Each of these internationally acclaimed artists intervene at a different point in the photographic process to produce their enigmatic images. Taylor will lecture about her work on Jan.10 at 4pm in the gallery. She will conduct a demonstration of her digital imaging techniques in the gallery at 2pm on Jan. 11. Uelsmann will speak about his photography also on Jan. 11 at 4pm in room 309 of the Simons Center.

Uelsmann's photographs are as immediately recognizable as they are visually potent. He has become one of the most successful photographic artists of the last thirty years and remains a pioneer within the field. Uelsmann's work has been exhibited in over 100 solo exhibitions and his photographs are in the permanent collections of many major museums worldwide, including the Metropolitan Museum of Art and the Museum of Modern Art in New York, the Chicago Art Institute, the International Museum of Photography at the George Eastman House, the National Museum of American Art in Washington, and the Victoria and Albert Museum in London.

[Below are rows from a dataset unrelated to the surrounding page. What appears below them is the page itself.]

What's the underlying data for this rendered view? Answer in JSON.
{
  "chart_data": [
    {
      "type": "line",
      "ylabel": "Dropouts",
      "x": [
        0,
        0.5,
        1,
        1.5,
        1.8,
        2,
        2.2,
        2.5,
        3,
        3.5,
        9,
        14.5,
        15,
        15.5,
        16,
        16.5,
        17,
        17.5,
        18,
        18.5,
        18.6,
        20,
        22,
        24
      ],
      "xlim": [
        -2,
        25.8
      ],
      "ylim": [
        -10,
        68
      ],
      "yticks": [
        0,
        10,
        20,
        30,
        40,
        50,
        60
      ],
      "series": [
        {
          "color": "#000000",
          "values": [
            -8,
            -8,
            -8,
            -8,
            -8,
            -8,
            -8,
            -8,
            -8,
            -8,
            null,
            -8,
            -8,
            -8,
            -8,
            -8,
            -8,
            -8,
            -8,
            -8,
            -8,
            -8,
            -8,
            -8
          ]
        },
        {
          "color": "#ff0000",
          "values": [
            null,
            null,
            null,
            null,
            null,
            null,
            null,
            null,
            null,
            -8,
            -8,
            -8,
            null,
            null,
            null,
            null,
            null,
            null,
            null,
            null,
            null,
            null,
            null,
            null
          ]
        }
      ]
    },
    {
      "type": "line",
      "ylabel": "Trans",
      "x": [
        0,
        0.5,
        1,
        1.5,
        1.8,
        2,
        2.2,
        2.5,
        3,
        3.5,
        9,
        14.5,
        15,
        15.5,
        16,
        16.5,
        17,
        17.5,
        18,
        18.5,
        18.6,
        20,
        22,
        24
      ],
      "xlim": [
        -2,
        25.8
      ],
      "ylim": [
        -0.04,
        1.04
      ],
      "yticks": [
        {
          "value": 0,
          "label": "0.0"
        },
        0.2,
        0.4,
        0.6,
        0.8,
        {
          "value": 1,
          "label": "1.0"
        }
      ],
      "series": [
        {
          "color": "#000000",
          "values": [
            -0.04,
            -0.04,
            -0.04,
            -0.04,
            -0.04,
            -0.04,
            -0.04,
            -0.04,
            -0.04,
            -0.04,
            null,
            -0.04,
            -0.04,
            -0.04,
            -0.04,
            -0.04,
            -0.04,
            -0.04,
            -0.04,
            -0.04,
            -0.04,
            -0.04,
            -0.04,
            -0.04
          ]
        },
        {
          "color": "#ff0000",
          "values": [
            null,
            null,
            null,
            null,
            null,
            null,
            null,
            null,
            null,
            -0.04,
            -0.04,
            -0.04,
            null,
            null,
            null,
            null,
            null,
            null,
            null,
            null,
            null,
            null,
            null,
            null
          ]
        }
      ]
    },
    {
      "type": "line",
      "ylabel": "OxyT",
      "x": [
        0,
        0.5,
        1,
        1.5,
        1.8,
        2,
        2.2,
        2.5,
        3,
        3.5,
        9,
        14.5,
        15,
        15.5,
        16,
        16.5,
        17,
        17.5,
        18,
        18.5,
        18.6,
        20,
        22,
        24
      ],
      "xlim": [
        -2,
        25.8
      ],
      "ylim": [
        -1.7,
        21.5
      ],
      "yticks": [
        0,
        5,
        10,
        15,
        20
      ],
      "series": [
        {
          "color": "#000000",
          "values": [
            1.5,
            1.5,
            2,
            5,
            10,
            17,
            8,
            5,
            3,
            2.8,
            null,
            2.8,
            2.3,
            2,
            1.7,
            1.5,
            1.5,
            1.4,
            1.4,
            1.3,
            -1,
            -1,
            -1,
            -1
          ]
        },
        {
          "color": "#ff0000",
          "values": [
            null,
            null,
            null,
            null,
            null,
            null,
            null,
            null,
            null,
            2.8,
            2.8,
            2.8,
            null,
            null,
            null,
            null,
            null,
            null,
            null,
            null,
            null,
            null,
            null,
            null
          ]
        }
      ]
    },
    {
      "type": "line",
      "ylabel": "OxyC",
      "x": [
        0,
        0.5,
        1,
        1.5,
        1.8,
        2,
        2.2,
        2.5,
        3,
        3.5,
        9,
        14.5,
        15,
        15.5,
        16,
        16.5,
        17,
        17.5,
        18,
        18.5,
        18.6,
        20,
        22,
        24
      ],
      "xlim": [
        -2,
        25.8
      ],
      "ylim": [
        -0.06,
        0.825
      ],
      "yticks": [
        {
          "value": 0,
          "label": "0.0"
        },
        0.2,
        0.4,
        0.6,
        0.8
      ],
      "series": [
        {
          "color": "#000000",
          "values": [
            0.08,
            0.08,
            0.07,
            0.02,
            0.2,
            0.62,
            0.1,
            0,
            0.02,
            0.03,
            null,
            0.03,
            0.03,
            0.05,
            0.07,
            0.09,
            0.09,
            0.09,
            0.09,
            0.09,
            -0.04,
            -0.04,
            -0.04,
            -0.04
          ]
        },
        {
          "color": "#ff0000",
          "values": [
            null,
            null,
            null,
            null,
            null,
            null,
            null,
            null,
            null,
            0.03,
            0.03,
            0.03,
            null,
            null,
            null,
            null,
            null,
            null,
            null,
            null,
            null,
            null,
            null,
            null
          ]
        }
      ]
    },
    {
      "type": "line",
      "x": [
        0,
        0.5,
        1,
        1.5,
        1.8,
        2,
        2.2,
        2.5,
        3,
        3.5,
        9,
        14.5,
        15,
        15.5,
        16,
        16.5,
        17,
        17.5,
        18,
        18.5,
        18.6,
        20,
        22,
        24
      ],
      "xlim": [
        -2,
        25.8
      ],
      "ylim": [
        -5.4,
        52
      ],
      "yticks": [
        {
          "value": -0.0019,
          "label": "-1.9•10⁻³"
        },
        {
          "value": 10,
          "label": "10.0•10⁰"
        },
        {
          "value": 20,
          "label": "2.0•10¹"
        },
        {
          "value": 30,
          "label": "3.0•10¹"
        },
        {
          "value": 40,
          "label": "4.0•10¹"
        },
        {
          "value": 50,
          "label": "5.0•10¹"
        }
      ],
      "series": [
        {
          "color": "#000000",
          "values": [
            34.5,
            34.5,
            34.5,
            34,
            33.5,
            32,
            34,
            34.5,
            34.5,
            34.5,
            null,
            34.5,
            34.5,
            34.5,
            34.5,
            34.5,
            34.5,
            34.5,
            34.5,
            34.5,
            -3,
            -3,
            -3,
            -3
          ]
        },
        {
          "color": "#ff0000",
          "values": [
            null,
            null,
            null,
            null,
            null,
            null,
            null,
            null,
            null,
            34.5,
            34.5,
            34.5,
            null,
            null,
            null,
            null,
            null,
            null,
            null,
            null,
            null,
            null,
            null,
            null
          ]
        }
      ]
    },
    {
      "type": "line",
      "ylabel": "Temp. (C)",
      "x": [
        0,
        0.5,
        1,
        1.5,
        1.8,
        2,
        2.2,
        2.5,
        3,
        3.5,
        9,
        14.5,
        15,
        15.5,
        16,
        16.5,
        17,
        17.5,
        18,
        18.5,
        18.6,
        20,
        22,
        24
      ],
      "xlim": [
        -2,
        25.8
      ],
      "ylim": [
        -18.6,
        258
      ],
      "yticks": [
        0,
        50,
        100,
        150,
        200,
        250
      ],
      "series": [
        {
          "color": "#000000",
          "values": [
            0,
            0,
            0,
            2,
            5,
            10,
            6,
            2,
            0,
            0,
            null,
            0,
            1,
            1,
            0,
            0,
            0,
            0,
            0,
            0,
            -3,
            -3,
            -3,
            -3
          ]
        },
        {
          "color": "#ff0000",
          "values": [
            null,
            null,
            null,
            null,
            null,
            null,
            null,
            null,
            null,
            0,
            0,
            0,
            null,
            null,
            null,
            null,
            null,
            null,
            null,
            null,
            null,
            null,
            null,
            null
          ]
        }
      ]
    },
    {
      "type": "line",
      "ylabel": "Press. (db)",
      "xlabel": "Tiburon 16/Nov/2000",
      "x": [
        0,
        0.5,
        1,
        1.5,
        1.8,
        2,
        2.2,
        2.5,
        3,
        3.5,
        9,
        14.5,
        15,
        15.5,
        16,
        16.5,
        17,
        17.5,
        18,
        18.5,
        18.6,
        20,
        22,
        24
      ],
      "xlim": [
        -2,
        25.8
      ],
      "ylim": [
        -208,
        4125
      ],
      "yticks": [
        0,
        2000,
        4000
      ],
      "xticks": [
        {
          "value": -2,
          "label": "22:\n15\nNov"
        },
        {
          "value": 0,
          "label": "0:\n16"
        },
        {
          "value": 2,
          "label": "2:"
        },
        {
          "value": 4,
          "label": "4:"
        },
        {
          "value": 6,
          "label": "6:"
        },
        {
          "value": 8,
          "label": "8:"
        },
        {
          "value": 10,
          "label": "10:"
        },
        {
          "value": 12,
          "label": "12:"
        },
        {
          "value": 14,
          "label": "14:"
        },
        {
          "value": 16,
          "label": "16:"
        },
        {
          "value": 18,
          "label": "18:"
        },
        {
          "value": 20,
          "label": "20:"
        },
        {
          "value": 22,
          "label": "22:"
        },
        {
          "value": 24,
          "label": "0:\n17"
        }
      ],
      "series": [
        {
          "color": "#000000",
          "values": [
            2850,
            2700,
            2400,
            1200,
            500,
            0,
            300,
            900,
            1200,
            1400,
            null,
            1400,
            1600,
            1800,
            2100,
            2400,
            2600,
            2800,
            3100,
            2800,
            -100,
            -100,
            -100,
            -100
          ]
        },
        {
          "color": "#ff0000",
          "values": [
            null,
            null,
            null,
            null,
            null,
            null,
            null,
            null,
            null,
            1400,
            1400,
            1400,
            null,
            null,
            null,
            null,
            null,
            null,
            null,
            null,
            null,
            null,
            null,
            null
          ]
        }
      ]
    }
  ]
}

Utilizing only traditional darkroom technique. (and up to eight enlargers), Uelsmann manipulates and combines familiar images and landscapes into unfamiliar creations that conjure up notions of surrealism, mysticism and even Jungian archetypes. It has been said of his work, "The visually plausible but philosophically impossible situations presented in Jerry Uelsmann's photographs contradict the essential information we have come to expect from photographs. By subverting the currency of literal fact, Uelsmann releases us from the constraints of photography's mimetic function. No longer burdened by representation, we naturally return to our internal, nonlinear faculties of thought and feeling to savor the Inexpressible resonance of his... visions."

Maggie Taylor

From a technological standpoint the work of Maggie Taylor could not be more different from that of Uelsmann. For the past five years she has been using a flatbed scanner instead of a traditional camera to record and interpret collected objects, text and images. These are combined through digital manipulations, as well as being physically constructed on the scanner. The resulting inscrutable creations of Taylor have a distinct resonance with the photographs of Uelsmann. Also widely exhibited and collected, Taylor's work is beginning to gain national and international acclaim. When describing her unique tableaux Taylor suggests, "the images work on two levels: they are about these specific objects, yet they also invite reverie or recollections. I like to think that the objects are obviously symbolic, but not symbolically obvious."

The exhibition is co-sponsored by the Visual Arts Club at the College of Charleston.